What is Futoshiki?
Futoshiki is a number-placement logic puzzle played on a square grid. A 5x5 Futoshiki uses the numbers 1 to 5, a 6x6 puzzle uses 1 to 6, and so on.
The twist is the inequality signs between adjacent cells. If one cell points to another with a greater-than sign, the first value must be larger. These signs turn a simple Latin square into a sharper deduction puzzle.
- Each row contains every number from 1 to the grid size.
- Each column contains every number from 1 to the grid size.
- No number repeats in a row or column.
- Every greater-than and less-than sign must be true.
- Given numbers cannot be changed.
How to play Futoshiki
Start by scanning the signs. A cell that must be less than another cell cannot be the maximum number. A cell that must be greater than another cell cannot be the minimum number.
Then combine those limits with row and column rules. If a row already contains 1, 3 and 4 on a 4x4 grid, the last empty cell must be 2, provided the surrounding inequalities agree.
- Click or tap an empty cell.
- Use the number buttons or keyboard to enter a value.
- Use Check to highlight values that disagree with the solution.
- Use Hint to reveal one correct cell.
- Use New puzzle to generate another board at the same settings.
Grid sizes and difficulty
The 4x4 Futoshiki is fast and friendly for learning the signs. The 5x5 grid is the classic middle ground, while 6x6 creates longer chains of row, column and inequality logic.

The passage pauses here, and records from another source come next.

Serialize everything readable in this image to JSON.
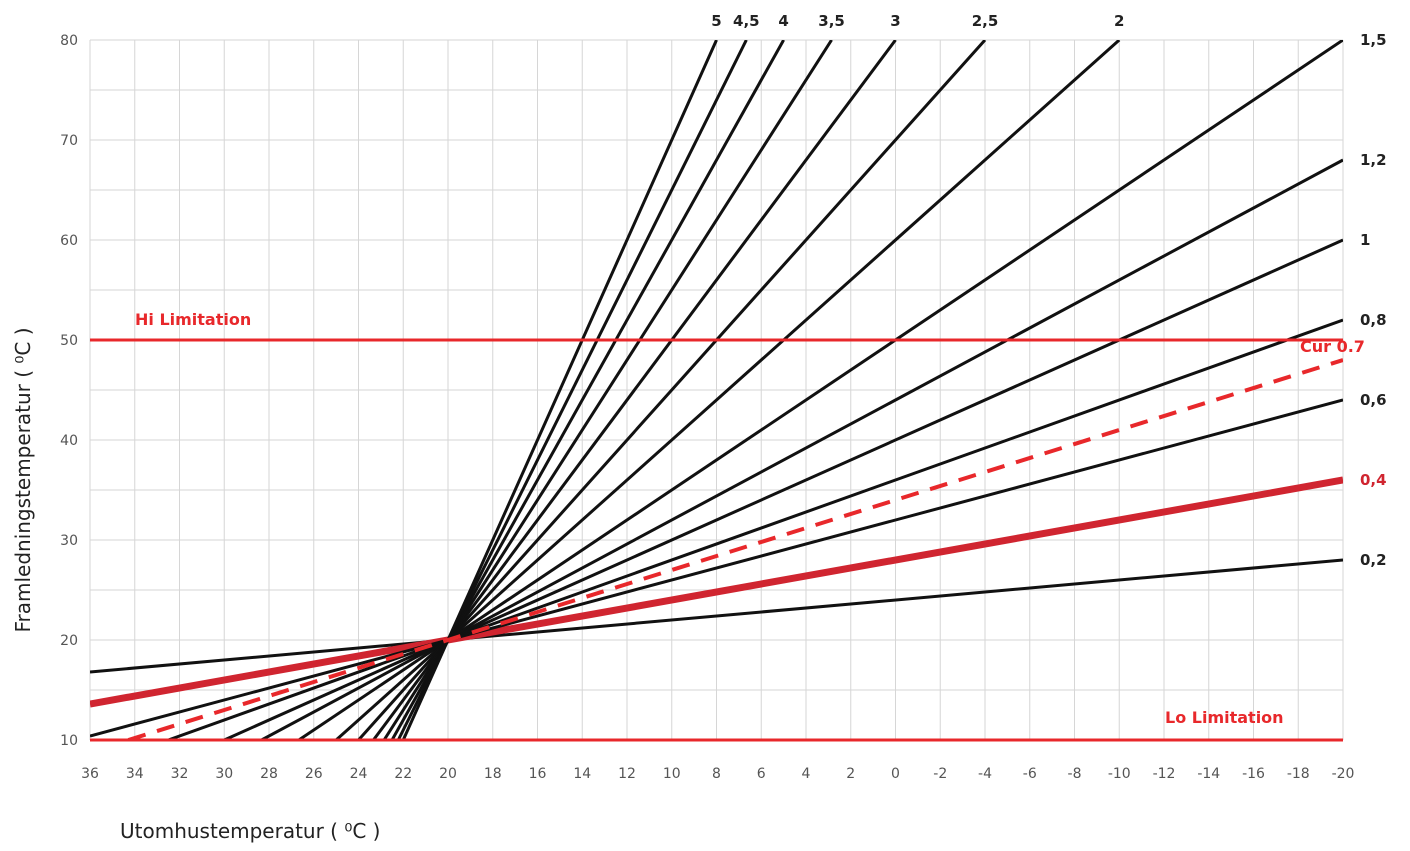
{
  "chart_data": {
    "type": "line",
    "title": "",
    "xlabel": "Utomhustemperatur ( ⁰C )",
    "ylabel": "Framledningstemperatur ( ⁰C )",
    "x_ticks": [
      "36",
      "34",
      "32",
      "30",
      "28",
      "26",
      "24",
      "22",
      "20",
      "18",
      "16",
      "14",
      "12",
      "10",
      "8",
      "6",
      "4",
      "2",
      "0",
      "-2",
      "-4",
      "-6",
      "-8",
      "-10",
      "-12",
      "-14",
      "-16",
      "-18",
      "-20"
    ],
    "y_ticks": [
      "10",
      "20",
      "30",
      "40",
      "50",
      "60",
      "70",
      "80"
    ],
    "xlim": [
      36,
      -20
    ],
    "ylim": [
      10,
      80
    ],
    "grid": true,
    "pivot": [
      20,
      20
    ],
    "curves": [
      {
        "label": "0,2",
        "slope": 0.2
      },
      {
        "label": "0,4",
        "slope": 0.4,
        "highlight": true
      },
      {
        "label": "0,6",
        "slope": 0.6
      },
      {
        "label": "0,8",
        "slope": 0.8
      },
      {
        "label": "1",
        "slope": 1.0
      },
      {
        "label": "1,2",
        "slope": 1.2
      },
      {
        "label": "1,5",
        "slope": 1.5
      },
      {
        "label": "2",
        "slope": 2.0
      },
      {
        "label": "2,5",
        "slope": 2.5
      },
      {
        "label": "3",
        "slope": 3.0
      },
      {
        "label": "3,5",
        "slope": 3.5
      },
      {
        "label": "4",
        "slope": 4.0
      },
      {
        "label": "4,5",
        "slope": 4.5
      },
      {
        "label": "5",
        "slope": 5.0
      }
    ],
    "current_curve": {
      "label": "Cur 0.7",
      "slope": 0.7,
      "style": "dashed"
    },
    "limits": [
      {
        "name": "Hi Limitation",
        "y": 50
      },
      {
        "name": "Lo Limitation",
        "y": 10
      }
    ],
    "colors": {
      "curve": "#111111",
      "limit": "#e8282b",
      "highlight": "#d02530",
      "grid": "#d6d6d6"
    }
  }
}
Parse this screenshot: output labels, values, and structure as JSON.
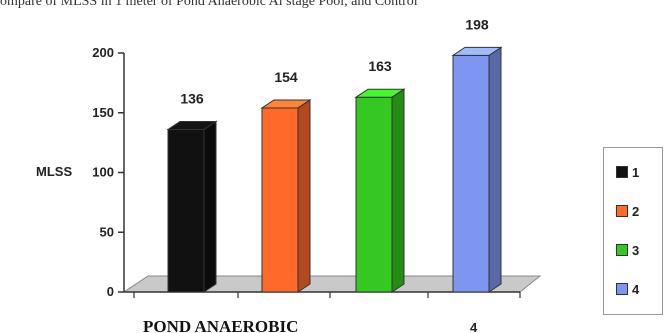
{
  "caption": "ompare of MLSS in 1 meter of Pond Anaerobic Al stage Pool, and Control",
  "chart_data": {
    "type": "bar",
    "categories": [
      "1",
      "2",
      "3",
      "4"
    ],
    "values": [
      136,
      154,
      163,
      198
    ],
    "colors": [
      "#111111",
      "#ff6a2a",
      "#35c820",
      "#7f96f0"
    ],
    "xlabel": "POND ANAEROBIC",
    "ylabel": "MLSS",
    "ylim": [
      0,
      200
    ],
    "yticks": [
      "0",
      "50",
      "100",
      "150",
      "200"
    ],
    "xtick_labels": [
      "4"
    ],
    "legend": {
      "position": "right",
      "entries": [
        "1",
        "2",
        "3",
        "4"
      ]
    },
    "grid": false,
    "style": "3d"
  }
}
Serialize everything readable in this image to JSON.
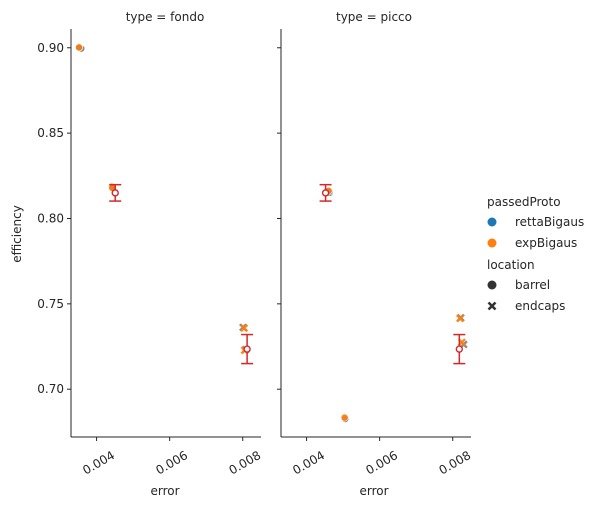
{
  "chart_data": {
    "type": "scatter",
    "xlabel": "error",
    "ylabel": "efficiency",
    "xlim": [
      0.0033,
      0.0085
    ],
    "ylim": [
      0.672,
      0.911
    ],
    "x_ticks": [
      0.004,
      0.006,
      0.008
    ],
    "x_tick_labels": [
      "0.004",
      "0.006",
      "0.008"
    ],
    "y_ticks": [
      0.7,
      0.75,
      0.8,
      0.85,
      0.9
    ],
    "y_tick_labels": [
      "0.70",
      "0.75",
      "0.80",
      "0.85",
      "0.90"
    ],
    "grid": false,
    "legend_placement": "right",
    "colors": {
      "rettaBigaus": "#1f77b4",
      "expBigaus": "#ff7f0e",
      "mean": "#d62728",
      "other": "#7f7f7f"
    },
    "legend": {
      "hue_title": "passedProto",
      "hue_entries": [
        {
          "label": "rettaBigaus",
          "color": "#1f77b4"
        },
        {
          "label": "expBigaus",
          "color": "#ff7f0e"
        }
      ],
      "style_title": "location",
      "style_entries": [
        {
          "label": "barrel",
          "marker": "circle"
        },
        {
          "label": "endcaps",
          "marker": "x"
        }
      ]
    },
    "panels": [
      {
        "title": "type = fondo",
        "points": [
          {
            "x": 0.00358,
            "y": 0.8995,
            "marker": "circle",
            "color": "#7f7f7f"
          },
          {
            "x": 0.00352,
            "y": 0.9002,
            "marker": "circle",
            "color": "#1f77b4"
          },
          {
            "x": 0.00352,
            "y": 0.9002,
            "marker": "circle",
            "color": "#ff7f0e"
          },
          {
            "x": 0.00442,
            "y": 0.8186,
            "marker": "circle",
            "color": "#ff7f0e"
          },
          {
            "x": 0.00443,
            "y": 0.8178,
            "marker": "circle",
            "color": "#1f77b4"
          },
          {
            "x": 0.00443,
            "y": 0.818,
            "marker": "circle",
            "color": "#ff7f0e"
          },
          {
            "x": 0.00801,
            "y": 0.7362,
            "marker": "x",
            "color": "#7f7f7f"
          },
          {
            "x": 0.00804,
            "y": 0.7358,
            "marker": "x",
            "color": "#ff7f0e"
          },
          {
            "x": 0.00808,
            "y": 0.7232,
            "marker": "x",
            "color": "#7f7f7f"
          },
          {
            "x": 0.00805,
            "y": 0.7228,
            "marker": "x",
            "color": "#ff7f0e"
          }
        ],
        "means": [
          {
            "x": 0.00451,
            "y": 0.815,
            "err": 0.0048
          },
          {
            "x": 0.00812,
            "y": 0.7235,
            "err": 0.0085
          }
        ]
      },
      {
        "title": "type = picco",
        "points": [
          {
            "x": 0.00463,
            "y": 0.815,
            "marker": "circle",
            "color": "#7f7f7f"
          },
          {
            "x": 0.00462,
            "y": 0.8158,
            "marker": "circle",
            "color": "#1f77b4"
          },
          {
            "x": 0.0046,
            "y": 0.8162,
            "marker": "circle",
            "color": "#ff7f0e"
          },
          {
            "x": 0.00506,
            "y": 0.6826,
            "marker": "circle",
            "color": "#7f7f7f"
          },
          {
            "x": 0.00504,
            "y": 0.6834,
            "marker": "circle",
            "color": "#ff7f0e"
          },
          {
            "x": 0.00822,
            "y": 0.7418,
            "marker": "x",
            "color": "#7f7f7f"
          },
          {
            "x": 0.0082,
            "y": 0.7415,
            "marker": "x",
            "color": "#ff7f0e"
          },
          {
            "x": 0.0083,
            "y": 0.7262,
            "marker": "x",
            "color": "#7f7f7f"
          },
          {
            "x": 0.00825,
            "y": 0.7275,
            "marker": "x",
            "color": "#ff7f0e"
          }
        ],
        "means": [
          {
            "x": 0.00452,
            "y": 0.815,
            "err": 0.0048
          },
          {
            "x": 0.00818,
            "y": 0.7235,
            "err": 0.0085
          }
        ]
      }
    ]
  }
}
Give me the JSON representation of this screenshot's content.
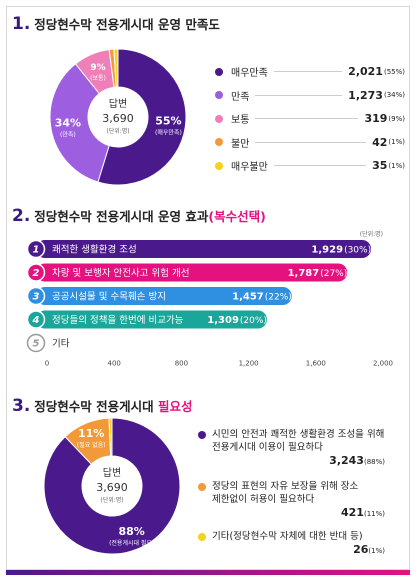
{
  "sections": {
    "s1": {
      "num": "1.",
      "title": "정당현수막 전용게시대 운영 만족도"
    },
    "s2": {
      "num": "2.",
      "title": "정당현수막 전용게시대 운영 효과",
      "title_hl": "(복수선택)"
    },
    "s3": {
      "num": "3.",
      "title": "정당현수막 전용게시대",
      "title_hl": "필요성"
    }
  },
  "chart_data": [
    {
      "type": "pie",
      "center_label": "답변",
      "center_value": "3,690",
      "center_unit": "(단위:명)",
      "slices": [
        {
          "label": "매우만족",
          "value": 2021,
          "pct": "55%",
          "display": "2,021",
          "pct_label": "(55%)",
          "color": "#4a1a8c"
        },
        {
          "label": "만족",
          "value": 1273,
          "pct": "34%",
          "display": "1,273",
          "pct_label": "(34%)",
          "color": "#9d5fe0"
        },
        {
          "label": "보통",
          "value": 319,
          "pct": "9%",
          "display": "319",
          "pct_label": "(9%)",
          "color": "#ee7fb8"
        },
        {
          "label": "불만",
          "value": 42,
          "pct": "1%",
          "display": "42",
          "pct_label": "(1%)",
          "color": "#f29a3a"
        },
        {
          "label": "매우불만",
          "value": 35,
          "pct": "1%",
          "display": "35",
          "pct_label": "(1%)",
          "color": "#f7d21a"
        }
      ]
    },
    {
      "type": "bar",
      "unit": "(단위:명)",
      "xlim": [
        0,
        2000
      ],
      "ticks": [
        "0",
        "400",
        "800",
        "1,200",
        "1,600",
        "2,000"
      ],
      "tick_values": [
        0,
        400,
        800,
        1200,
        1600,
        2000
      ],
      "bars": [
        {
          "rank": "1",
          "label": "쾌적한 생활환경 조성",
          "value": 1929,
          "display": "1,929",
          "pct": "(30%)",
          "color": "#4a1a8c"
        },
        {
          "rank": "2",
          "label": "차량 및 보행자 안전사고 위험 개선",
          "value": 1787,
          "display": "1,787",
          "pct": "(27%)",
          "color": "#e3127f"
        },
        {
          "rank": "3",
          "label": "공공시설물 및 수목훼손 방지",
          "value": 1457,
          "display": "1,457",
          "pct": "(22%)",
          "color": "#2f8fe0"
        },
        {
          "rank": "4",
          "label": "정당들의 정책을 한번에 비교가능",
          "value": 1309,
          "display": "1,309",
          "pct": "(20%)",
          "color": "#1aa69a"
        },
        {
          "rank": "5",
          "label": "기타",
          "value": 0,
          "display": "",
          "pct": "",
          "color": "#bbbbbb"
        }
      ]
    },
    {
      "type": "pie",
      "center_label": "답변",
      "center_value": "3,690",
      "center_unit": "(단위:명)",
      "slices": [
        {
          "label": "시민의 안전과 쾌적한 생활환경 조성을 위해 전용게시대 이용이 필요하다",
          "line1": "시민의 안전과 쾌적한 생활환경 조성을 위해",
          "line2": "전용게시대 이용이 필요하다",
          "value": 3243,
          "pct": "88%",
          "display": "3,243",
          "pct_label": "(88%)",
          "inner_label": "(전용게시대 필요)",
          "color": "#4a1a8c"
        },
        {
          "label": "정당의 표현의 자유 보장을 위해 장소 제한없이 허용이 필요하다",
          "line1": "정당의 표현의 자유 보장을 위해 장소",
          "line2": "제한없이 허용이 필요하다",
          "value": 421,
          "pct": "11%",
          "display": "421",
          "pct_label": "(11%)",
          "inner_label": "(필요 없음)",
          "color": "#f29a3a"
        },
        {
          "label": "기타(정당현수막 자체에 대한 반대 등)",
          "line1": "기타(정당현수막 자체에 대한 반대 등)",
          "line2": "",
          "value": 26,
          "pct": "1%",
          "display": "26",
          "pct_label": "(1%)",
          "inner_label": "",
          "color": "#f7d21a"
        }
      ]
    }
  ]
}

Difficulty changes how much structure is visible at the start. Easy puzzles include more givens and signs. Hard puzzles leave more cells open, so you need to combine several small constraints before a number becomes forced.
- 4x4: quick beginner puzzles and short breaks.
- 5x5: balanced Futoshiki with enough room for chains.
- 6x6: larger grids with deeper elimination.
- Easy: more direct placements.
- Hard: fewer obvious starts and more linked deductions.
Futoshiki strategy tips
Look for extremes first. A cell that is greater than two neighbours is unlikely to be 1, and a cell that is less than two neighbours is unlikely to be the highest number. These limits are often enough to remove candidates.
Chains are especially powerful. If A is less than B and B is less than C, then A cannot be one of the largest values and C cannot be one of the smallest values. Combine that with row and column exclusions to find forced cells.
- Mark cells that cannot be the minimum or maximum.
- Use rows and columns to remove repeated numbers.
- Follow chains of inequalities before guessing.
- Recheck every sign after placing a number.
- Treat a solved row or column as new information for crossing cells.
How this online Futoshiki generator works
This page creates a solved Latin-square grid, adds true inequality signs between neighbouring cells, and then removes visible clues while checking that the puzzle still has a single solution.
Each generated board stays on this main Futoshiki page, giving players a fresh puzzle while keeping the SEO focus on one evergreen guide to Futoshiki rules, strategy and online play.